The employees’ accrued sick time would be carried over to their positions in the South Glens Falls district. Fort Edward workers would receive their insurance under the South Glens Falls contract.
After any possible annexation, Ward said Fort Edward residents would be allowed to run for seats on the South Glens Falls Board of Education. In the event that no one is successfully elected to the board, two members of the Fort Edward community will be appointed as non-voting advisory members to the school board.
Wednesday’s meeting was the first opportunity for both boards to get together since the districts agreed to do the study.
Alan Pole of consulting firm Castallo & Silky outlined the merger study process.
Districts are facing a lot of issues — the COVID-19 pandemic, declining enrollment and revenue challenges, he said.
Pole said a merger study can be a stressful situation. People are very passionate about their schools and change is difficult, he said.
“If we lose the school as the center of our community, we lose our community,” he said, summarizing what he said many residents feel during this process.
To entice school districts to merge, Pole said the state offers generous incentives. For the first five years of the merger, the state provides additional Foundation Aid money, which is calculated by multiplying how much aid the two districts combined get by 40%.
That percentage gradually decreases to zero over a 14-year period.
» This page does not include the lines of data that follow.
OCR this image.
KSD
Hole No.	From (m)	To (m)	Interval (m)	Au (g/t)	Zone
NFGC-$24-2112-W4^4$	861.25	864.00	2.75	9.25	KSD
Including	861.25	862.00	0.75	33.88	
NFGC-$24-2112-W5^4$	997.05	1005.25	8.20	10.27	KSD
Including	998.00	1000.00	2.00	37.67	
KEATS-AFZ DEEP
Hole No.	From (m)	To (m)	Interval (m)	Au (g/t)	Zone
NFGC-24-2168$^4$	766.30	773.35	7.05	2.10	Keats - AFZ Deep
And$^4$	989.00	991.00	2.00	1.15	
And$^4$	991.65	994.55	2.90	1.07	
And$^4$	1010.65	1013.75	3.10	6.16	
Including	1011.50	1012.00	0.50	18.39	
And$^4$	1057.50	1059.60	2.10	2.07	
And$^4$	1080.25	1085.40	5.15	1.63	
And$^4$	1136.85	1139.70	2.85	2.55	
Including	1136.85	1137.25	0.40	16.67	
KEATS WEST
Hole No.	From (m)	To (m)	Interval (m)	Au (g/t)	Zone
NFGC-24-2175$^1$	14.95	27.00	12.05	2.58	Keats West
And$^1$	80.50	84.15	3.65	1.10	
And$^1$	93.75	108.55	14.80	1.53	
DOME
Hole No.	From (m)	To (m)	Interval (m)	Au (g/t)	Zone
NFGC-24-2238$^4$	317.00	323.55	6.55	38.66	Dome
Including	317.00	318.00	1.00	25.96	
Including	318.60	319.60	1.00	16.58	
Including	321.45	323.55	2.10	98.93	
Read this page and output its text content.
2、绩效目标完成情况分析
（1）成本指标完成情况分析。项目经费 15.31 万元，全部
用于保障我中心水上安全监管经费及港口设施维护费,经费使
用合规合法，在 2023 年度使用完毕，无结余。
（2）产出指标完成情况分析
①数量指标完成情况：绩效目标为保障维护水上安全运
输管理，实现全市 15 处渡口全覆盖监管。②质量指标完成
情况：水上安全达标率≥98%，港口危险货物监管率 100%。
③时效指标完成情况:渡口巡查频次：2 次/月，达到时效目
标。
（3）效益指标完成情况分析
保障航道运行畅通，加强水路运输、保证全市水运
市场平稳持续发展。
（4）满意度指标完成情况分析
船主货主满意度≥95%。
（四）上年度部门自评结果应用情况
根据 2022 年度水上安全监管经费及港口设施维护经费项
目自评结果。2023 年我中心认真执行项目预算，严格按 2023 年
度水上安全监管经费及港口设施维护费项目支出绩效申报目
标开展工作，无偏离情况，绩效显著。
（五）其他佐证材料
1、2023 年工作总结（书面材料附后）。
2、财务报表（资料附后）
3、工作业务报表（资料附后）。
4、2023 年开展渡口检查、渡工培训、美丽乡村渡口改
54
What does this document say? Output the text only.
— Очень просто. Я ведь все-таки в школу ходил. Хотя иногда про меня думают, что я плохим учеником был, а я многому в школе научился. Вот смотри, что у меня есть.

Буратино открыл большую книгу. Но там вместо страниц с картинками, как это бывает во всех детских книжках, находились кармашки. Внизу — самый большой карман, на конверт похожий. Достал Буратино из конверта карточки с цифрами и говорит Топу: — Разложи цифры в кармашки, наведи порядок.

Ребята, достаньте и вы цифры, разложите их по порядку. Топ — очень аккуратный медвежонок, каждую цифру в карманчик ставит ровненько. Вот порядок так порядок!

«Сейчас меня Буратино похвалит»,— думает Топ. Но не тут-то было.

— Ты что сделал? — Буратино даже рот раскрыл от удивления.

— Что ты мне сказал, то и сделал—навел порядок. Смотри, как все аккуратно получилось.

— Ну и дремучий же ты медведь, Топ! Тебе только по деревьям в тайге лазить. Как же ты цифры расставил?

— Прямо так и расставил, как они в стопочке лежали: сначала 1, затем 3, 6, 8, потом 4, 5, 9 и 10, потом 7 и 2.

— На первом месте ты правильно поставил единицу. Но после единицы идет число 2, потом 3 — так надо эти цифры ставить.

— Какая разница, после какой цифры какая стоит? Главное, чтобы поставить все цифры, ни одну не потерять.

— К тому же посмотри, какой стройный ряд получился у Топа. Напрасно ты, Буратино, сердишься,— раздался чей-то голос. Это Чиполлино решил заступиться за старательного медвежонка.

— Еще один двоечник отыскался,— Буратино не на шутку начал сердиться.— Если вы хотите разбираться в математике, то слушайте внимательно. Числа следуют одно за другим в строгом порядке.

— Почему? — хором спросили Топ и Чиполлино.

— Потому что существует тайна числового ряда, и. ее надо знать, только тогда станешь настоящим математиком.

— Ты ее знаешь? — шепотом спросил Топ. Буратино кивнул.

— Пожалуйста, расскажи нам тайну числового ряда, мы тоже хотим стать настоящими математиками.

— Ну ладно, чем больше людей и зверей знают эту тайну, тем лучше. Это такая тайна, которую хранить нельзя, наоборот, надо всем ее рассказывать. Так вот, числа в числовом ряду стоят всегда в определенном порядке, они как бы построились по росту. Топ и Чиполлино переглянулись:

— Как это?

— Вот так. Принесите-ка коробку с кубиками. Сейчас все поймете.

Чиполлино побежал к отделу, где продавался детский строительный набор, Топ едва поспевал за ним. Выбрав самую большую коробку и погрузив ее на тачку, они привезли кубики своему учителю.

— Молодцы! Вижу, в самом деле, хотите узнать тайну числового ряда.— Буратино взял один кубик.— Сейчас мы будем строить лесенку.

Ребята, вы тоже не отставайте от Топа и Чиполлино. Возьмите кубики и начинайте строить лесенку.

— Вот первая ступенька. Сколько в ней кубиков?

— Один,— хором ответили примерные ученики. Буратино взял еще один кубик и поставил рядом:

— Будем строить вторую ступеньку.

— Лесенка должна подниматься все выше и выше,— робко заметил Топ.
In the case of Fort Edward and South Glens Falls, Pole said that represents nearly $50 million in additional money over that period.
Pole suggested that the districts put about one-third of the money into reserve funds so they can be prepared for when the aid amounts start getting smaller.
“If you just blow this money, all of it, your tax rate in Year 6 and Year 10 and Year 14 is going to be a mess,” he said. “You’re going to need some discipline.”
Some of the money should be used to reduce local taxes, according to Pole.
In addition, new capital projects get a 30% bonus in state aid.
While the consultants are collecting data from the school districts, Pole said there will be an advisory committee consisting of teachers, administrators, parents and community members discussing a series of topics: enrollment, district organization, facilities, staffing, finances, transportation and educational programming.
Pole said the Syracuse-based consultants will use the advisory committee to provide insights that go beyond the hard data.
“We don’t have the local flavor, the local insights. We don’t have the understanding of the local culture in these two districts that might impact options that we are looking at,” he said.
The advisory committee will also play a valuable role in making sure accurate information about the process is circulating in the community.
The meetings would be streamed on the merger study website sites.google.com/sgfcsd.org/fesgfmerger/home and would be able to be viewed by the public.
The work will culminate in an 80- to 100-page report, which will be written in plain language on what the consultants found.
Pole stressed that the report will not offer any recommendation on whether or not to merge.
“We firmly believe that should be a decision left up to the community,” he said. “Our job is to write a comprehensive study that looks at most of the questions that people will have.”
This is a compressed time frame. The goal is to complete the report by April and send it to the state Education Department for its review.
The consultants will present to both school boards in April.
“Each board will make a decision about whether or not to have a public referendum on the question of this merger,” he said.
“If either board decides we don’t even want the community to look at this, the process is over,” he said.
The vote would have to pass in both communities and it is advisory only. If successful, a second binding vote would then take place. The earliest the new district could be formed under this process is July 1, 2022, according to Pole.
Pole suggests that people should relax and let the study take its course and see what it says.